Number Of Ingredients 8

4 medium eggplants
½ cup coarse salt
2 tablespoons white vinegar
2 cups extra-virgin olive oil
1 bulb garlic cloves, peeled and chopped
1 teaspoon red pepper flakes
2 tablespoons chopped fresh oregano
½ teaspoon sea salt

Steps:

  • On the evening before you intend to make the dish, prepare the eggplant. Cut the ends off the eggplants, and peel. Cut the peeled eggplant into long strips about as big around as shoestring french fries. Place the strips into a large bowl, and stir in 1/2 cup of coarse salt.
  • Place a sturdy dinner plate upside down in a clean sink, making sure that the drain is not blocked. Place a generous handful of the eggplant strips onto the center of the plate, and cover with another upside down dinner plate to create an eggplant sandwich. Layer more eggplant and plates until all of the eggplant is sandwiched. Cap it off with one additional plate, and press down firmly. Set a sturdy stock pot on top, and fill with enough water to create some pressure on the eggplant layers. Not so much pressure that you break your dishes though. Let this pressing process stand overnight.
  • The next day, fill a large bowl with ice water. Begin dismantling your stack of plates. One layer (handful) at a time, briefly swish the eggplant around in the ice water, then squeeze dry and place into a clean bowl. If your hand starts to hurt, you are swishing too long. Once all of the eggplant is rinsed and squeezed and in the bowl, mix in the vinegar.

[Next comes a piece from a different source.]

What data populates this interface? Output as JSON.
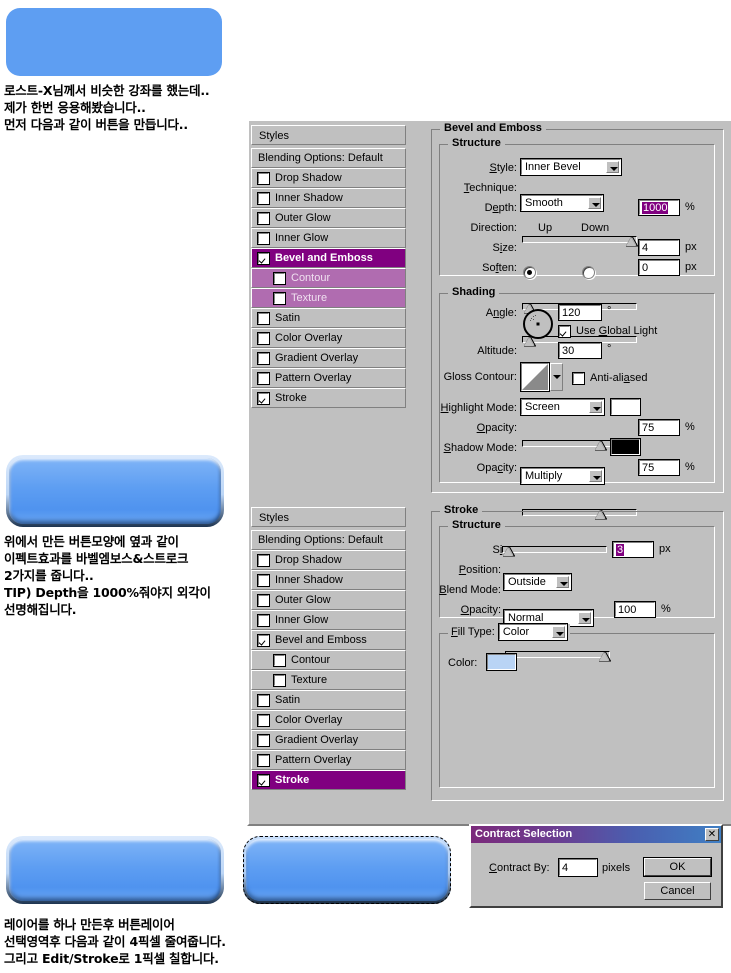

Let rest for about 15 minutes.
  • Heat a splash of the olive oil in a skillet over medium heat. Once the oil is hot, add the garlic, red pepper flakes, oregano and sea salt. Cook and stir just until fragrant. You do not want to cook the garlic. Set aside to cool.
  • Your eggplants should be well rested now. Give them one last sqeeze. Make it a good one, or your melenzana is going to taste like pickles. ''Don't worry, this is the last time, I promise...'' (This is to be said to the poor little melenzana - they've been through so much!)
  • Place the squeezed eggplants into a large bowl, and stir in the contents of the skillet and remaining olive oil until well blended. Transfer to sterile 1 pint or 1/2 pint jars. Make sure to fill the jars to the top, and top off with any olive oil that may be left in the bowl. Wipe the rims with a clean dry cloth, and seal tightly with new lids. Refrigerate for at least a month before opening.

Nutrition Facts : Calories 291.2 calories, Carbohydrate 9.1 g, Fat 28.3 g, Fiber 4.7 g, Protein 1.6 g, SaturatedFat 4 g, Sodium 2698.4 mg, Sugar 3.2 g

Tips:

  • Choose the right eggplant: Look for small, firm, and unblemished eggplants. Avoid those that are too large or have bruises or blemishes.
  • Slice the eggplant evenly: This will help them cook evenly. Use a sharp knife to cut the eggplant into 1/2-inch thick slices.
  • Salt the eggplant slices: This will help to draw out the bitterness. Sprinkle the eggplant slices with salt and let them sit for 30 minutes.
  • Rinse the eggplant slices: After 30 minutes, rinse the eggplant slices thoroughly with cold water. This will remove the excess salt.
  • Dry the eggplant slices: Use a paper towel to pat the eggplant slices dry. This will help them to absorb more of the olive oil.
  • Use good quality olive oil: The quality of the olive oil will make a big difference in the taste of the pickled eggplant. Use a good quality extra virgin olive oil.
  • Store the pickled eggplant in a cool, dark place: The pickled eggplant will keep for several months in a cool, dark place. Once opened, the eggplant should be stored in the refrigerator.

Conclusion:

Pickled eggplant in olive oil is a delicious and versatile dish that can be enjoyed as an appetizer, side dish, or main course. It is a great way to use up extra eggplant and is a healthy and flavorful addition to any meal. With just a few simple ingredients and a little bit of time, you can make your own delicious pickled eggplant in olive oil at home.